The patent in question is US Patent No. 7076445 which claims to invent a payment system that lets users buy things “without interrupting the game.” The patent’s new owner claims the maker of a new generation of games like FarmVille, Mafia Wars and Barn Buddy are infringing its technology.
The patent owner may have a problem, however, if game makers can show that the payment system existed before 2000 when the patent application was filed. And several games from the 1990’s may help them do just that.
Jim Gatto, who leads the Social Media, Entertainment and Technology team at Pillsbury law firm, says he is looking at QuizQuiz and other games made by Korean firm Nexon that may include a similar payment system. He also says multi-player role-playing games like Achaea are “of interest.”
Gatto adds that games involving multi-player engagements and transactions grew out of virtual worlds designed in the 1980’s by MMOG pioneer Richard Bartle.

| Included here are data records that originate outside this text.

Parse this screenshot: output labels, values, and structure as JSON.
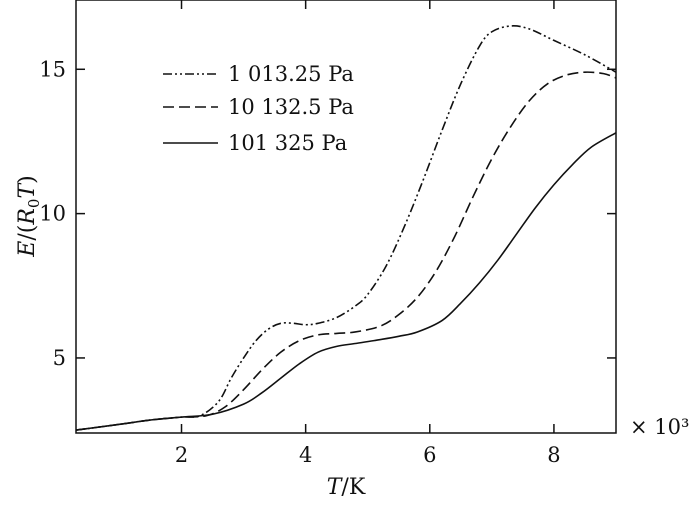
{
  "chart_data": {
    "type": "line",
    "title": "",
    "xlabel": "T/K",
    "ylabel": "E/(R0T)",
    "x_multiplier": "× 10³",
    "xlim": [
      0.3,
      9.0
    ],
    "ylim": [
      2.4,
      17.4
    ],
    "x_ticks": [
      2,
      4,
      6,
      8
    ],
    "x_tick_labels": [
      "2",
      "4",
      "6",
      "8"
    ],
    "y_ticks": [
      5,
      10,
      15
    ],
    "y_tick_labels": [
      "5",
      "10",
      "15"
    ],
    "grid": false,
    "legend_position": "top-left",
    "series": [
      {
        "name": "1 013.25 Pa",
        "style": "dash-dot-dot",
        "x": [
          0.3,
          1.0,
          1.5,
          2.0,
          2.3,
          2.6,
          2.8,
          3.0,
          3.2,
          3.4,
          3.6,
          3.8,
          4.0,
          4.2,
          4.5,
          4.8,
          5.0,
          5.3,
          5.6,
          5.9,
          6.2,
          6.5,
          6.8,
          7.0,
          7.3,
          7.6,
          8.0,
          8.5,
          9.0
        ],
        "y": [
          2.5,
          2.7,
          2.85,
          2.95,
          3.0,
          3.5,
          4.3,
          5.0,
          5.6,
          6.0,
          6.2,
          6.2,
          6.15,
          6.2,
          6.4,
          6.8,
          7.2,
          8.2,
          9.6,
          11.2,
          12.9,
          14.5,
          15.8,
          16.3,
          16.5,
          16.4,
          16.0,
          15.5,
          14.9
        ]
      },
      {
        "name": "10 132.5 Pa",
        "style": "dashed",
        "x": [
          0.3,
          1.0,
          1.5,
          2.0,
          2.4,
          2.7,
          3.0,
          3.3,
          3.6,
          3.9,
          4.2,
          4.5,
          4.8,
          5.2,
          5.5,
          5.8,
          6.1,
          6.4,
          6.7,
          7.0,
          7.3,
          7.6,
          7.9,
          8.2,
          8.5,
          8.8,
          9.0
        ],
        "y": [
          2.5,
          2.7,
          2.85,
          2.95,
          3.0,
          3.3,
          3.9,
          4.6,
          5.2,
          5.6,
          5.8,
          5.85,
          5.9,
          6.1,
          6.5,
          7.1,
          8.0,
          9.2,
          10.6,
          11.9,
          13.0,
          13.9,
          14.5,
          14.8,
          14.9,
          14.85,
          14.7
        ]
      },
      {
        "name": "101 325 Pa",
        "style": "solid",
        "x": [
          0.3,
          1.0,
          1.5,
          2.0,
          2.5,
          3.0,
          3.3,
          3.6,
          3.9,
          4.2,
          4.5,
          4.8,
          5.1,
          5.5,
          5.8,
          6.2,
          6.5,
          6.8,
          7.1,
          7.4,
          7.7,
          8.0,
          8.3,
          8.6,
          9.0
        ],
        "y": [
          2.5,
          2.7,
          2.85,
          2.95,
          3.05,
          3.4,
          3.8,
          4.3,
          4.8,
          5.2,
          5.4,
          5.5,
          5.6,
          5.75,
          5.9,
          6.3,
          6.9,
          7.6,
          8.4,
          9.3,
          10.2,
          11.0,
          11.7,
          12.3,
          12.8
        ]
      }
    ]
  },
  "colors": {
    "ink": "#111111",
    "background": "#ffffff"
  }
}
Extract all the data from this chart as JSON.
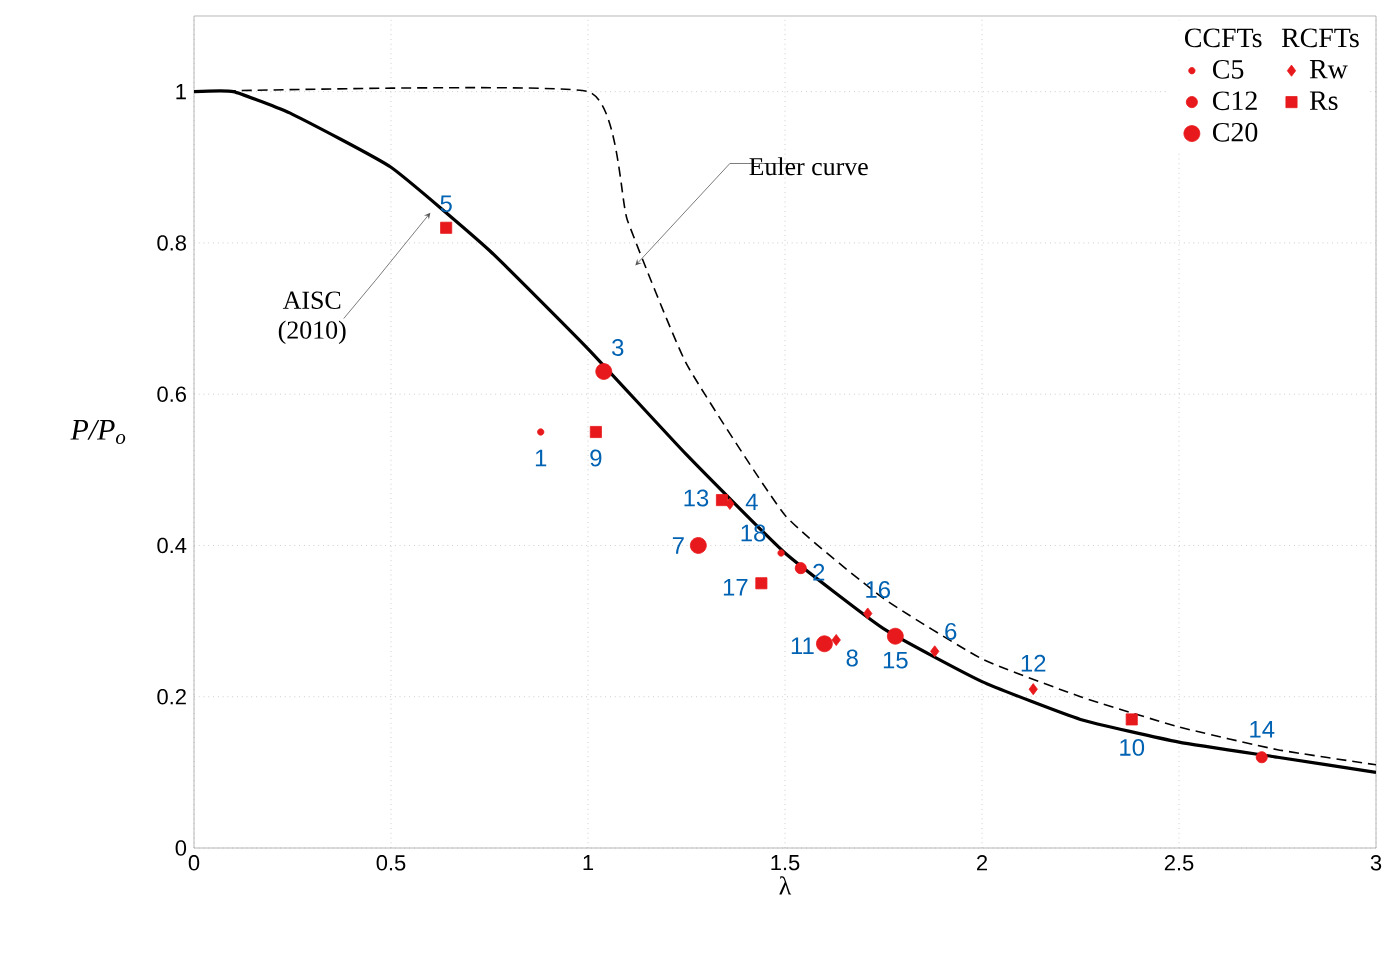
{
  "chart_data": {
    "type": "scatter",
    "xlabel": "λ",
    "ylabel": "P/P$_{o}$",
    "xlim": [
      0,
      3
    ],
    "ylim": [
      0,
      1.1
    ],
    "xticks": [
      0,
      0.5,
      1,
      1.5,
      2,
      2.5,
      3
    ],
    "yticks": [
      0,
      0.2,
      0.4,
      0.6,
      0.8,
      1
    ],
    "grid": true,
    "legend": "top right",
    "series": [
      {
        "type": "line",
        "color": "#000000",
        "line_style": "solid",
        "marker": "none",
        "x": [
          0,
          0.1,
          0.25,
          0.5,
          0.75,
          1,
          1.25,
          1.5,
          1.75,
          2,
          2.25,
          2.5,
          2.75,
          3
        ],
        "values": [
          1,
          1,
          0.97,
          0.9,
          0.79,
          0.66,
          0.52,
          0.39,
          0.29,
          0.22,
          0.17,
          0.14,
          0.12,
          0.1
        ]
      },
      {
        "type": "line",
        "color": "#000000",
        "line_style": "dashed",
        "marker": "none",
        "x": [
          0,
          1,
          1.1,
          1.25,
          1.5,
          1.75,
          2,
          2.25,
          2.5,
          2.75,
          3
        ],
        "values": [
          1,
          1,
          0.83,
          0.64,
          0.44,
          0.33,
          0.25,
          0.2,
          0.16,
          0.13,
          0.11
        ]
      },
      {
        "name": "C5",
        "color": "#e8191c",
        "marker": "circle",
        "x": [
          0.88,
          1.49
        ],
        "values": [
          0.55,
          0.39
        ]
      },
      {
        "name": "C12",
        "color": "#e8191c",
        "marker": "circle",
        "x": [
          1.54,
          2.71
        ],
        "values": [
          0.37,
          0.12
        ]
      },
      {
        "name": "C20",
        "color": "#e8191c",
        "marker": "circle",
        "x": [
          1.04,
          1.28,
          1.6,
          1.78
        ],
        "values": [
          0.63,
          0.4,
          0.27,
          0.28
        ]
      },
      {
        "name": "Rw",
        "color": "#e8191c",
        "marker": "diamond",
        "x": [
          1.36,
          1.63,
          1.71,
          1.88,
          2.13
        ],
        "values": [
          0.455,
          0.275,
          0.31,
          0.26,
          0.21
        ]
      },
      {
        "name": "Rs",
        "color": "#e8191c",
        "marker": "square",
        "x": [
          0.64,
          1.02,
          1.34,
          1.44,
          2.38
        ],
        "values": [
          0.82,
          0.55,
          0.46,
          0.35,
          0.17
        ]
      }
    ],
    "annotations": [
      "CCFTs",
      "RCFTs",
      {
        "text": "AISC (2010)",
        "x": 0.6,
        "y": 0.84
      },
      {
        "text": "Euler curve",
        "x": 1.12,
        "y": 0.77
      },
      {
        "text": "1",
        "x": 0.88,
        "y": 0.55
      },
      {
        "text": "2",
        "x": 1.54,
        "y": 0.37
      },
      {
        "text": "3",
        "x": 1.04,
        "y": 0.63
      },
      {
        "text": "4",
        "x": 1.36,
        "y": 0.455
      },
      {
        "text": "5",
        "x": 0.64,
        "y": 0.82
      },
      {
        "text": "6",
        "x": 1.88,
        "y": 0.26
      },
      {
        "text": "7",
        "x": 1.28,
        "y": 0.4
      },
      {
        "text": "8",
        "x": 1.63,
        "y": 0.275
      },
      {
        "text": "9",
        "x": 1.02,
        "y": 0.55
      },
      {
        "text": "10",
        "x": 2.38,
        "y": 0.17
      },
      {
        "text": "11",
        "x": 1.6,
        "y": 0.27
      },
      {
        "text": "12",
        "x": 2.13,
        "y": 0.21
      },
      {
        "text": "13",
        "x": 1.34,
        "y": 0.46
      },
      {
        "text": "14",
        "x": 2.71,
        "y": 0.12
      },
      {
        "text": "15",
        "x": 1.78,
        "y": 0.28
      },
      {
        "text": "16",
        "x": 1.71,
        "y": 0.31
      },
      {
        "text": "17",
        "x": 1.44,
        "y": 0.35
      },
      {
        "text": "18",
        "x": 1.49,
        "y": 0.39
      }
    ]
  }
}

If the earlier games contain the same payment technology as that described by US Patent No. 7076445, then Facebook and the game makers can ask a court or the US patent office to declare it invalid.
In legal terms, earlier work — including video games — is known as “prior art” which is used to determine if a patent is indeed new and non-obvious. As patent suits have engulfed the technology sector in recent years, firms like Article One Partners have emerged that reward people who can provide prior art to knock out suspect patents.
The owner of the virtual payment is a shell company called Gametek LLC but for now it’s not possible to determine who is behind the shell. The last year has seen the rise of leading patent attorneys going into business with hedge funds in order to sue companies that make products, a practice known as patent trolling.